SHORTEN: No. Again, this is a government worrying about what we did four years ago. That's what they get the big pay for and the white limos, and the chaos and the incompetence which they're sewing across Australia. I'll tell you my plan for higher education – make it easier for working class kids to go to university. Make it easier for families who've never had a child who's gone to university, to get there. I think that when you increase the HECS fees, when you decrease the threshold at which the payments are due and have to be repaid, when you cut universities, you make it harder for this country to become a smarter nation.

Australia's young people get a bad rap in some parts of the media, but they're expected, in many cases forced out of the housing market, they've got to save for their superannuation which is decades to come before they retire, they've got to pay their GST, but a lot of Government services don't go to young people, they've got to pay their Medicare levy, yet on average they're healthier. Young Australians are doing a pretty good job, but this is a Government who's making it harder for them to go to university, they're not getting their penalty rates, they're not doing anything on climate change and leaving a bigger mess for future generations to solve. So no, we're not interested in Senator Birmingham trying to rationalise his cuts in 2017 by blaming Labor. We're not up for that. Last question.

JOURNALIST: Did you have a comment on the passing of former Whitlam Government Health Minister, Doug Everingham?

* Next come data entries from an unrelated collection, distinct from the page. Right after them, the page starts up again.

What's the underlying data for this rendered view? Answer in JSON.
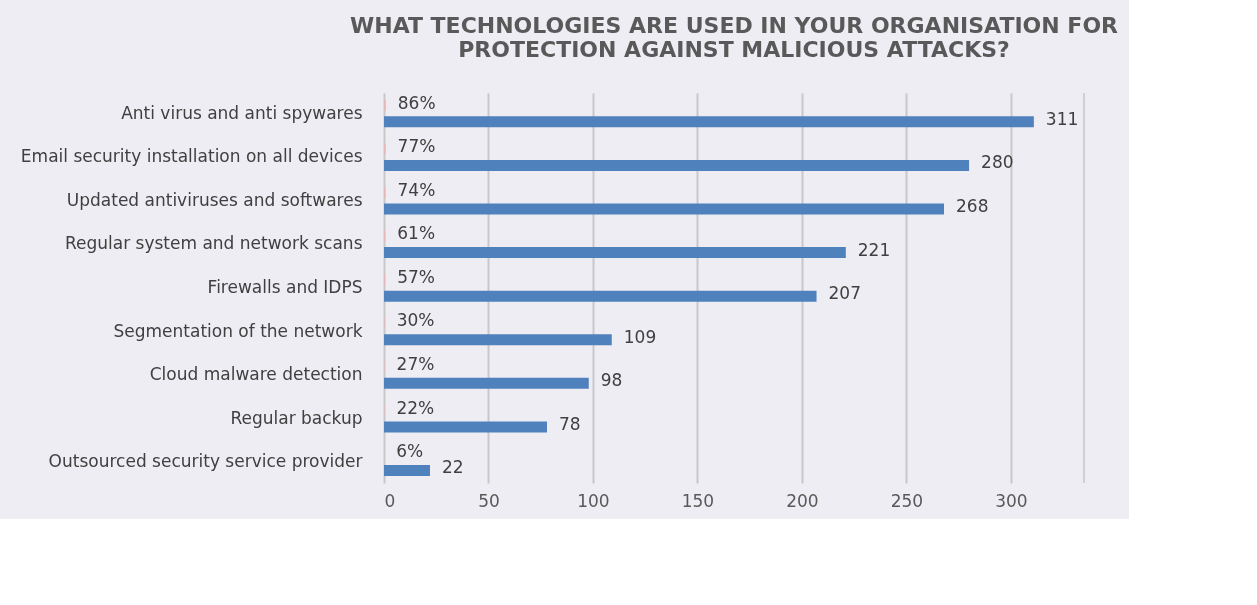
{
  "chart_data": {
    "type": "bar",
    "orientation": "horizontal",
    "title": [
      "WHAT TECHNOLOGIES ARE USED IN YOUR ORGANISATION FOR",
      "PROTECTION AGAINST MALICIOUS ATTACKS?"
    ],
    "categories": [
      "Anti virus and anti spywares",
      "Email security installation on all devices",
      "Updated antiviruses and softwares",
      "Regular system and network scans",
      "Firewalls and IDPS",
      "Segmentation of the network",
      "Cloud malware detection",
      "Regular backup",
      "Outsourced security service provider"
    ],
    "series": [
      {
        "color": "#e6b9b8",
        "values": [
          0.86,
          0.77,
          0.74,
          0.61,
          0.57,
          0.3,
          0.27,
          0.22,
          0.06
        ],
        "value_labels": [
          "86%",
          "77%",
          "74%",
          "61%",
          "57%",
          "30%",
          "27%",
          "22%",
          "6%"
        ]
      },
      {
        "color": "#4f81bd",
        "values": [
          311,
          280,
          268,
          221,
          207,
          109,
          98,
          78,
          22
        ],
        "value_labels": [
          "311",
          "280",
          "268",
          "221",
          "207",
          "109",
          "98",
          "78",
          "22"
        ]
      }
    ],
    "xlim": [
      0,
      335
    ],
    "xticks": [
      0,
      50,
      100,
      150,
      200,
      250,
      300
    ],
    "grid": "x",
    "legend": false
  }
}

SHORTEN: Yes. Doug Everingham was in his 90s but he had a very distinguished career as a Labor politician, of course, very popular in Queensland. People forget that when he became the Health Minister he introduced support for Community Health Centres. When you travel the length and breadth of Australia, one of the important safety nets of our health system are Community Health Centres. This bloke created them forty plus years ago for every Australian who goes to a Community Health Centre and gets that care that they need or for their child or a family member, that was Doug Everingham. So may he rest in peace. Thank you everybody.